Another example of the agonized frenzy "liberal Mormons" have worked themselves into.  This particular forum is generally pretty bland, but occasionally the owner betrays her true sentiments.  Now the blog owner complains about suggestions purportedly being offered by intolerant and unloving, "Why don't you just get out?", referring to those who are threatening to abandon their faith in favor of worldly philosophy.  This is a particularly specious complaint in light of the media attention being so craved by those who ARE "getting out" with accompaniment of brass bands and drunken self-congratulatory celebrations.  And particularly ironic to me personally, since this is another forum characterized by "progressive" and "inclusive" ideas that ceased to love me when I presumed to upset their delicate sensibilities, and summarily excommunicated me long ago.

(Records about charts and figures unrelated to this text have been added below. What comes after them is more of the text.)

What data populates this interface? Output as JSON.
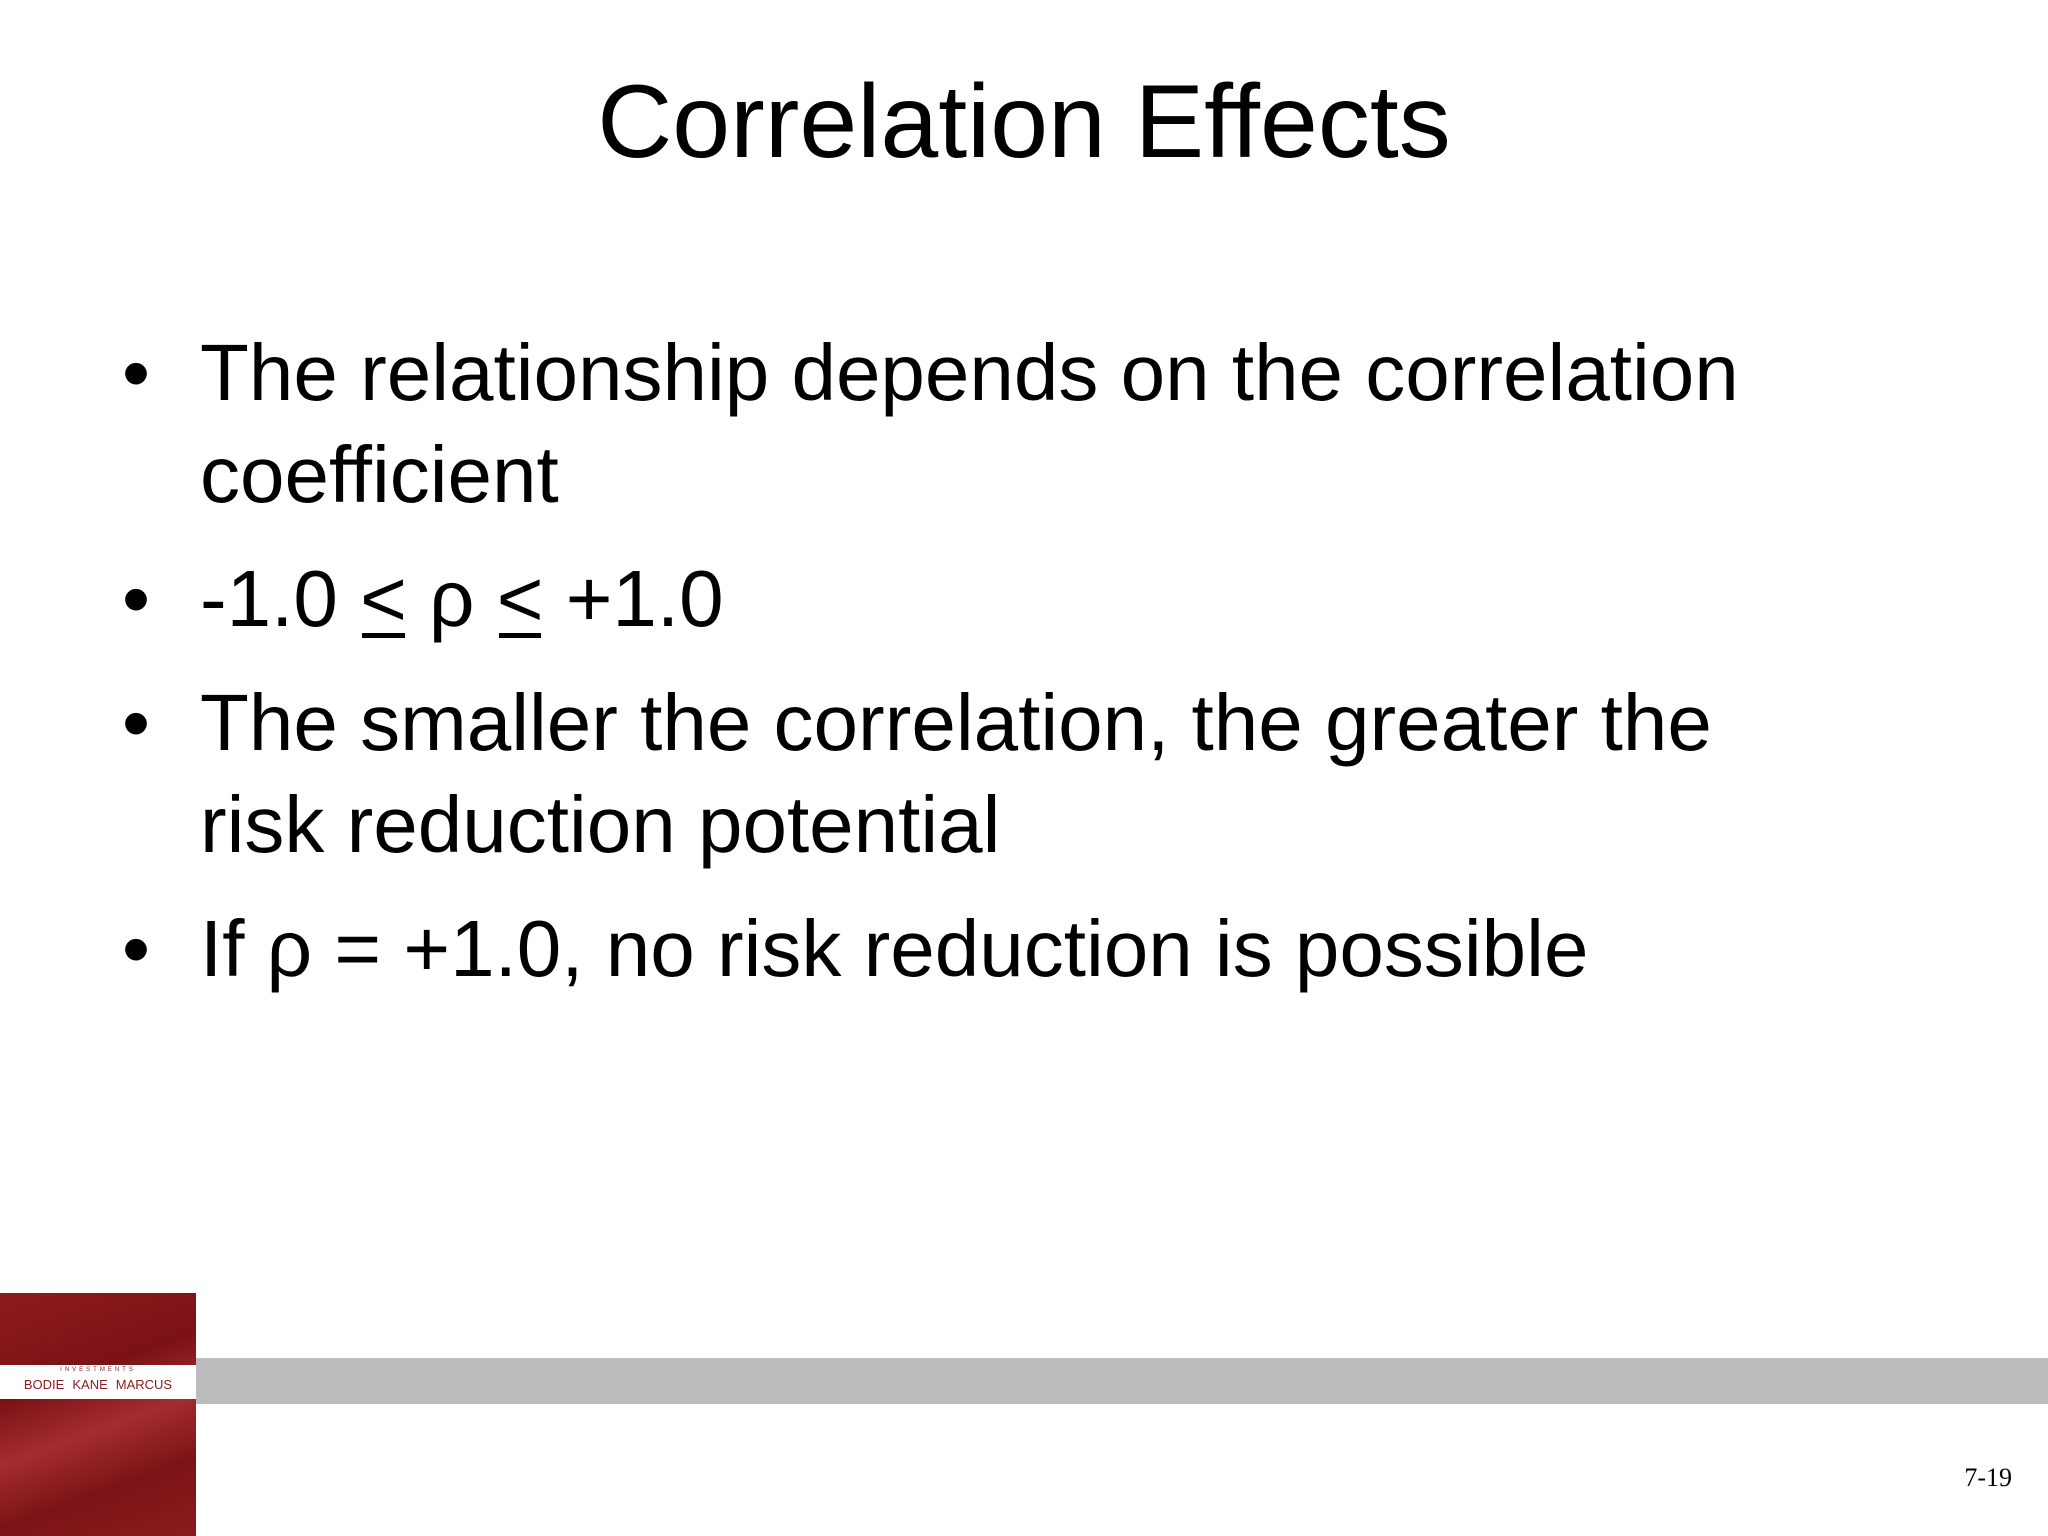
{
  "slide": {
    "title": "Correlation Effects",
    "page_number": "7-19"
  },
  "bullets": [
    {
      "text_lines": [
        "The relationship depends on the correlation",
        "coefficient"
      ]
    },
    {
      "parts": [
        "-1.0 ",
        "<",
        " ρ ",
        "<",
        " +1.0"
      ]
    },
    {
      "text_lines": [
        "The smaller the correlation, the greater the",
        "risk reduction potential"
      ]
    },
    {
      "text": "If ρ = +1.0, no risk reduction is possible"
    }
  ],
  "book_cover": {
    "series": "INVESTMENTS",
    "authors": [
      "BODIE",
      "KANE",
      "MARCUS"
    ]
  },
  "colors": {
    "cover_red": "#8a1a1d",
    "bar_gray": "#bcbbbe",
    "background": "#ffffff",
    "text": "#000000"
  }
}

Also most ironic to observe that if you're agonizing about whether to abandon your faith - you obviously already have.

Conclusive evidence that indicates that the "Why don't you just get out?" approach is hardly unique to the Mormon community.  

Yet another post from the "Bloggernacle" from a "faithful Mormon" who now  feels compelled to publicly air his own testimony that HE now knows the Church is going astray from the true and righteous leadership of popular social trends.  Turns out that the Church has always been wrong, about this and a whole lot of things, but is sadly still in denial.  He presumes to speak for us, "...Our vision of social issues reflects the conservatism and provincialism of our Great Basin leaders." I note the use of inclusive pronouns.  Presumably either the royal "we", or he believes he can speak in behalf of the general audience.

He comments further,  "I have long felt that were I not born into the faith that I simply cannot imagine joining it as a convert."  And my persuasion has long been that with no exception, EVERYONE who joins the Church should consider themselves to be a "convert".  Nobody can rightfully claim to be "born into the faith".  I believe this false assertion represents a common misunderstanding slur intended to denigrate less enlightened disciples who fall into this categorization simply by virtue of having been "born into the faith".

For any who are seriously of the mistaken impression that such diatribes are anything particularly new, please check out Boyd Petersens's ten-year-old review of Martha Beck and her melodramatic fiction "Leaving the Saints".   Interesting parallels.

This has the flavor of a bad SciFi flick.  Freely adapted from "Total Recall"...
The walls of reality will come crashing down.  One minute, you'll be the savior of the rebel cause, and the next thing you know you'll find yourself marching lock-step with the John Dehlin and Kate Kelly fan club.   You'll also have fantasies about your heroic battles against the perfidy of the "Mormon Patriarchy", as you ordered.  But in the end back on Earth, you'll be lobotomized. So get a grip on yourself and put down that pen.